What is Financial Aid?
Financial aid is a critical resource for many students to afford post-secondary education such as college, university or trade school. It can come in the form of grants, scholarships, and low-interest loans and provides financial assistance that help individuals pursue an education leading to exciting careers and fulling lives. Understanding financial aid and its various forms is an important step in making post-secondary education attainable. This guide will cover various information on financial aid, including how to find it, different types of federal student aid options, application process and more.
How Does Financial Aid Work?
The process of obtaining financial aid for college can be broken down into a few basic steps: exploring options, determining financial need, assessing eligibility, choosing a school and program, applying for aid, and attending school. Before pursuing financial aid, it's important to have an idea about what type of post-secondary institution you'll be attending, as well as where it's located and what you will be studying. This will help you search for the appropriate student aid options. Once you have an idea of your options, you should get a general sense of how much each option will cost in terms of tuition, fees, room and board, books, supplies, and other expenses.
Next, take a look at your income, savings, and what your family can contribute. This will give you a general idea of how much financial aid you may need to make up any shortfall. It's important to keep in mind that some schools may initially seem more expensive, but you may have more opportunities to get financial aid that would offset the higher cost. Each grant, scholarship, loan, or other form of student financial aid comes with its own set of eligibility criteria, such as financial need, GPA, residency, high school diploma, field of study, gender, ethnicity, or group membership.
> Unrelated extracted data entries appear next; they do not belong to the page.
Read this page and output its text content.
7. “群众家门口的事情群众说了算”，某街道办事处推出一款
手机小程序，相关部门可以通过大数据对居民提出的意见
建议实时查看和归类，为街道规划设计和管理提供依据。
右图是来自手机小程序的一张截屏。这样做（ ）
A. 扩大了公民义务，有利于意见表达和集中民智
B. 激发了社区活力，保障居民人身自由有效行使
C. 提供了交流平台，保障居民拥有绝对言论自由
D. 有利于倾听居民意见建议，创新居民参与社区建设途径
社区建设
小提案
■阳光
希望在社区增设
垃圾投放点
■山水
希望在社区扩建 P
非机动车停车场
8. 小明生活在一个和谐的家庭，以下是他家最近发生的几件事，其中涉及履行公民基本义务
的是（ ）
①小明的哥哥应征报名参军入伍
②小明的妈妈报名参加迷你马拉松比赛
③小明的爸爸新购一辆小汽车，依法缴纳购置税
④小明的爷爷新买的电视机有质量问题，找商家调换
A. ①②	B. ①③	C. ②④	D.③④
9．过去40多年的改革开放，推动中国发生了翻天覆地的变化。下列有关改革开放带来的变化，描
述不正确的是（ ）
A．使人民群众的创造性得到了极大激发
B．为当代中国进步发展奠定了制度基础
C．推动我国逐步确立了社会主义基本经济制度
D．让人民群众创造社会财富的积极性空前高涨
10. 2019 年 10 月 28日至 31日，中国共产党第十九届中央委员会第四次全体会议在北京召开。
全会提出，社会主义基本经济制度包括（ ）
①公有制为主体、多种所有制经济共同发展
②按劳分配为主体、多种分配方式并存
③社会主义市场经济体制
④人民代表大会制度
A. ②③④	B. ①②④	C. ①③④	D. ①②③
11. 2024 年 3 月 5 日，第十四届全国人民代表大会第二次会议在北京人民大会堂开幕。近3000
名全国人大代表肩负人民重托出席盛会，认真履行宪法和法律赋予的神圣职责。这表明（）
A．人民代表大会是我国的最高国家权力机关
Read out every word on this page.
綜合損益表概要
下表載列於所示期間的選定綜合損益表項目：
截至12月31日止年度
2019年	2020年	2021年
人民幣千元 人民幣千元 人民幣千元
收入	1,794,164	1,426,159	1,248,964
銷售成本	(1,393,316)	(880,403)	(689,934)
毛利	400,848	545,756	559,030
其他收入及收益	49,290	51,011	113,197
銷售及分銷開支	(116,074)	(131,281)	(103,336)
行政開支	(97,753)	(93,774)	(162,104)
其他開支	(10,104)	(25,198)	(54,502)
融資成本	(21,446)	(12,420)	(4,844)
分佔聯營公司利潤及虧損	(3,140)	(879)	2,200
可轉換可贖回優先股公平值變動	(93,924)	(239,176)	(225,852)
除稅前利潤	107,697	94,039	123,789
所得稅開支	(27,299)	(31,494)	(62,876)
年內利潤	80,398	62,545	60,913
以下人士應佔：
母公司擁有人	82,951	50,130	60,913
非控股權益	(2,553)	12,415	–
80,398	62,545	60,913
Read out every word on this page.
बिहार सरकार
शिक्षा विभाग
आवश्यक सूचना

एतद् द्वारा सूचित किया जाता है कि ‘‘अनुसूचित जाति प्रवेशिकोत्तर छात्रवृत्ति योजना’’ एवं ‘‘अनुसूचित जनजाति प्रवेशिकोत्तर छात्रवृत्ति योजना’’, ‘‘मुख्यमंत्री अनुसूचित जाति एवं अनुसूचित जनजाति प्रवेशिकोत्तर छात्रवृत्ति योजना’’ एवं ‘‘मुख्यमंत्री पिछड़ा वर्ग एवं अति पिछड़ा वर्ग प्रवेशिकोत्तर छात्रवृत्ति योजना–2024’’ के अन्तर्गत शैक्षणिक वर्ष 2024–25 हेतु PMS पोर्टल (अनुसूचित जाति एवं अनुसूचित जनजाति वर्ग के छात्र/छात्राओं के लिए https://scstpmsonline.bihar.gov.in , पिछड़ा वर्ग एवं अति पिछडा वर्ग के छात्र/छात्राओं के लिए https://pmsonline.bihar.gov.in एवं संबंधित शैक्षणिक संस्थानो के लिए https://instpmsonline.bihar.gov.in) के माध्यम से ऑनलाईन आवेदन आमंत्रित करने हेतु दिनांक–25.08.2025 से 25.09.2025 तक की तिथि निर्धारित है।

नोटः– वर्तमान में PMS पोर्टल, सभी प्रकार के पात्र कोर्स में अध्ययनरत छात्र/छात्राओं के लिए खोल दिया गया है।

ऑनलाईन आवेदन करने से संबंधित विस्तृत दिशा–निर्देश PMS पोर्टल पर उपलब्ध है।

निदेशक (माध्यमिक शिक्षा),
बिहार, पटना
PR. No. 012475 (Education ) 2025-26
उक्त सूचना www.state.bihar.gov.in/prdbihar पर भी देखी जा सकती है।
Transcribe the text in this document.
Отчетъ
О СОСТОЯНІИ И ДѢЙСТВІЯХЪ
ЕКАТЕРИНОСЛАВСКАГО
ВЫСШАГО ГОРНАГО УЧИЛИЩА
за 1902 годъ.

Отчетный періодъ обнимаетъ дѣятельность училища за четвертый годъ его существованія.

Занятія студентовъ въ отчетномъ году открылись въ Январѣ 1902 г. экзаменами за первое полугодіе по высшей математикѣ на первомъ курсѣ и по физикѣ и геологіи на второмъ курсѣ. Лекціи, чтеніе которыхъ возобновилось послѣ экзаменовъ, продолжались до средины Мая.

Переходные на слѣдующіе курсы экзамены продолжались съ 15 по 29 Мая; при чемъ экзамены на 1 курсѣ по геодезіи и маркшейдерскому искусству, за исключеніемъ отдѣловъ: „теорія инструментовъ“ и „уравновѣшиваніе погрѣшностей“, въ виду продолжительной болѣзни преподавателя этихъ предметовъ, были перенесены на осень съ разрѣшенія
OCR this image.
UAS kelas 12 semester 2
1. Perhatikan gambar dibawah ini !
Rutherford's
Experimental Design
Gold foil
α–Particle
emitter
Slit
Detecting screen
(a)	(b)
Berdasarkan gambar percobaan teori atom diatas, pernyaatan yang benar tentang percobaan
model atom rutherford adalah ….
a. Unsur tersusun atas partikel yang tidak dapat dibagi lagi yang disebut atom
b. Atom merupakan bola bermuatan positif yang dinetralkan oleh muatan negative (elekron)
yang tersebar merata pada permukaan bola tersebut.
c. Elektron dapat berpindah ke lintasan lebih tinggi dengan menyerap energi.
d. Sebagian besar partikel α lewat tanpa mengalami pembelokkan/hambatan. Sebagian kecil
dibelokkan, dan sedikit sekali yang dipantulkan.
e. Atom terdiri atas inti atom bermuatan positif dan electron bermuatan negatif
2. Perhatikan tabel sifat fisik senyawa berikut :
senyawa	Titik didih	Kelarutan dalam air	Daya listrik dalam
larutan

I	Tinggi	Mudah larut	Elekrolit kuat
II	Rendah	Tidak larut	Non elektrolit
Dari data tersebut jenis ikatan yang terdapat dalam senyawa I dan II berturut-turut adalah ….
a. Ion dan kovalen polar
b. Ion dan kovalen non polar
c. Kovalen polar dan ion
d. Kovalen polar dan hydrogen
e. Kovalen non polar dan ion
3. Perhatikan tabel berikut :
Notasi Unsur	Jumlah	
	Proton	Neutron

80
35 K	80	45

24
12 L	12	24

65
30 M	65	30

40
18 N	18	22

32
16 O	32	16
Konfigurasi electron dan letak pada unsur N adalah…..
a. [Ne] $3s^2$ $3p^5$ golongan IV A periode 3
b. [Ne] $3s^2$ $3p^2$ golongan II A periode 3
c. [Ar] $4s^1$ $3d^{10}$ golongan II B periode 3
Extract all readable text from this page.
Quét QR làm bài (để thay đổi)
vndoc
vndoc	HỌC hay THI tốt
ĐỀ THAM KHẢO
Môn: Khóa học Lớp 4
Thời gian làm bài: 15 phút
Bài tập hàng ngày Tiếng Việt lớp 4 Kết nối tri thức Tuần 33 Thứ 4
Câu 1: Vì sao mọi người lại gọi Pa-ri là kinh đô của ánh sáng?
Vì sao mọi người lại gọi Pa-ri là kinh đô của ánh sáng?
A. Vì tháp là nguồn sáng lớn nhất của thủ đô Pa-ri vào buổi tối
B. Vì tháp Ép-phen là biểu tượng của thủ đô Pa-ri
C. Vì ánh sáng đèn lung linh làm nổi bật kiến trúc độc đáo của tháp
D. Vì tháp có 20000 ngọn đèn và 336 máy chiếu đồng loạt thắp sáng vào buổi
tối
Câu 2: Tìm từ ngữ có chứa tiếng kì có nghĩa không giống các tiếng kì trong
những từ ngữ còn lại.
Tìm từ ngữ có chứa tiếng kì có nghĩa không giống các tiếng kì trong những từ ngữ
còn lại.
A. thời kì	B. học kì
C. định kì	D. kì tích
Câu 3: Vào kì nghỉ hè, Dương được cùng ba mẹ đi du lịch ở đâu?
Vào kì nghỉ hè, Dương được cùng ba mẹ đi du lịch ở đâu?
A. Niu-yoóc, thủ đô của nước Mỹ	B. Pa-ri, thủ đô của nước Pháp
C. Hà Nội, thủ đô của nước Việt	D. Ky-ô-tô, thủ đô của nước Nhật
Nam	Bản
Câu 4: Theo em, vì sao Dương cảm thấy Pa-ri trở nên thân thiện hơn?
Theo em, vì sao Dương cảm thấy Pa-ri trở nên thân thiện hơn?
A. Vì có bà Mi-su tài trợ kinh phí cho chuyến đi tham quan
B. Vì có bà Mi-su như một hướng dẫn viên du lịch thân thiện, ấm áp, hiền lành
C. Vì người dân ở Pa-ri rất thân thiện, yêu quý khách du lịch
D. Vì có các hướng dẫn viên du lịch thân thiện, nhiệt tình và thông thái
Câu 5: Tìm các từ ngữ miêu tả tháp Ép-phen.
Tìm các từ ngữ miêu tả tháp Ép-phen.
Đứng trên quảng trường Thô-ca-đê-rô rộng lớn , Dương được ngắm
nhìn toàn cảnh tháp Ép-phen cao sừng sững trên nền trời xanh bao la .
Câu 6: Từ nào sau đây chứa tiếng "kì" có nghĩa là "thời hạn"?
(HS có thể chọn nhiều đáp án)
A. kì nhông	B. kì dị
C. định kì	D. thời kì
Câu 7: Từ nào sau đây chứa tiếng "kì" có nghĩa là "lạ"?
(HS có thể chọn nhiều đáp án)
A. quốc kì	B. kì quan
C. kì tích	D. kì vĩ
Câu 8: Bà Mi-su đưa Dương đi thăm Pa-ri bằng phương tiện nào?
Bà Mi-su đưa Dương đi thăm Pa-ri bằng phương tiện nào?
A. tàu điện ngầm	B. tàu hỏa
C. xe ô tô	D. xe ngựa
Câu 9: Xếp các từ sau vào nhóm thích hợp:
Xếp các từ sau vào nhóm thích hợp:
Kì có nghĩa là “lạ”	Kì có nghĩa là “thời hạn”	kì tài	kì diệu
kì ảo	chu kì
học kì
It's always a good idea to apply for financial aid even if you think you might not qualify. Many grants and scholarships go unclaimed because people misunderstood the eligibility criteria or felt they couldn't compete. After choosing a school and program, you can apply for financial aid, starting with the Free Application for Federal Student Aid (FAFSA). You may also need to acquire separate applications for scholarships or other aid from private organizations. Once you're enrolled in school and have been approved for financial aid, the funds will be either directly applied to your schooling costs, paid directly to you, or both. It's common for students to be asked to sign over their financial aid checks to their school at the beginning of each new term. Financial aid from loans or grants is usually provided in a couple of equal payments during a school year, while scholarships may be awarded in a one-time lump sum.